El nuevo año llega con noticias del ámbito exterior que necesariamente impactarán a México. Por un lado, la expulsión de la embajadora mexicana en Bolivia, María Teresa Mercado, luego de días consecutivos de roces diplomáticos entre ambos países que derivaron en la aparición del mote “Cobarde Matoncito”, endilgado al presidente Andrés Manuel López Obrador por parte del expresidente boliviano Tuto Quiroga.
Por otro lado, la tensión entre Estados Unidos e Irán. Éste último conflicto, que tiene sus orígenes en la toma de la embajada de Estados Unidos en Teherán, en 1979, puede marcar el rumbo geopolítico en 2020, y tener afectaciones económicas mundiales este mismo año.
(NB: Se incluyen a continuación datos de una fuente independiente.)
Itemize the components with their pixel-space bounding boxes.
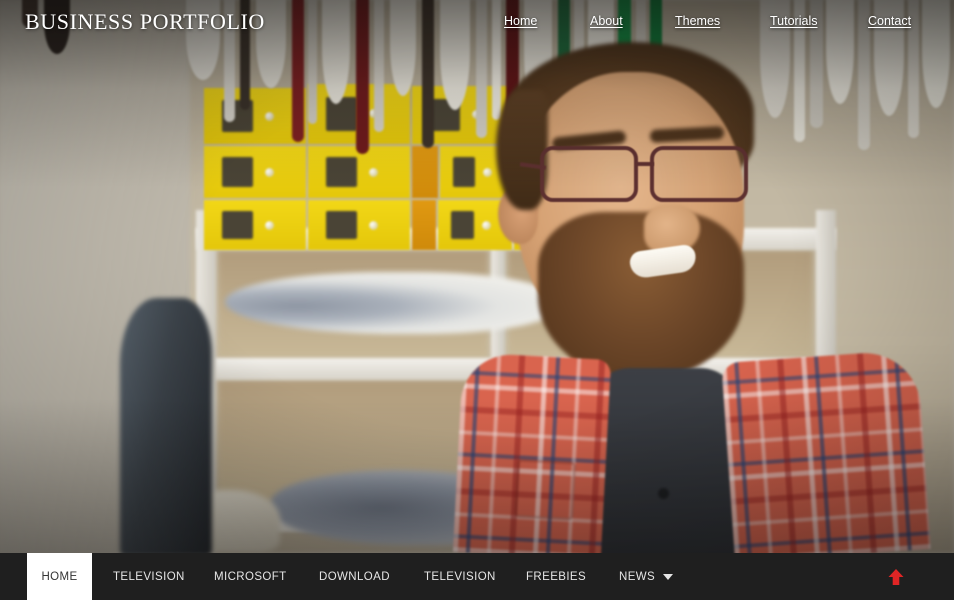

Cuando un evento así ocurre en el mundo, los distintos gobiernos generalmente toman sus previsiones y preparan estrategias políticas y económicas para afrontar las posibles consecuencias. Una de ellas tiene que ver con la elevación de los precios del petróleo y de las importaciones de hidrocarburos.
Tan sólo para el 3 de enero, el precio de la mezcla mexicana de petróleo de exportación se ubicó en 58.88 dólares por barril, una diferencia de casi diez dólares en comparación con la estimación del precio plasmada en el paquete económico para el gasto gubernamental en 2020.
Ello puede derivar en que el gobierno de López Obrador tenga, como le ocurrió a Vicente Fox y a Felipe Calderón, muy importantes excedentes en el presupuesto de este año.
Los ingresos presupuestarios excedentes representaron en 2006 un 2.9% del PIB, en 2007, 2.2%; y en 2008, 2.6% del Producto Interno Bruto. El destino de los recursos excedentes nunca se conoció, y ese riesgo está latente en esta administración, por más que nos digan que la corrupción se ha acabado.
El gobierno de Andrés Manuel López Obrador tendrá “abundancia” en 2020, pues contará con ingresos excedentes muy importantes, y ello obliga a las autoridades a hacer un trabajo más riguroso, eficiente, honesto y transparente en este año. La vigilancia de los ciudadanos, por su parte, deberá ser más estricta, aguda e insistente, a efecto de obtener información adecuada y contundente sobre el destino de los recursos públicos del país.
Esta última ecuación también nos hace prever que los enfrentamientos políticos en México arreciarán, pues la transparencia no es una de las virtudes del lopezobradorismo, y la paciencia y confianza de los mexicanos en sus autoridades va a la baja.
El gobierno de López Obrador tampoco se ha distinguido por ser eficiente en el manejo de los recursos, y ello será otro factor de cuestionamiento a la autoridad.
Este año también pondrá a prueba la honestidad de quienes rodean a López Obrador (caso aparte Manuel Bartlett), pues la abundancia también generará tentaciones, y no sería raro que se presentaran casos de corrupción en el gobierno.
Un año interesante, sin duda, es el que empieza. Ya veremos el desempeño del gobierno, y de la sociedad.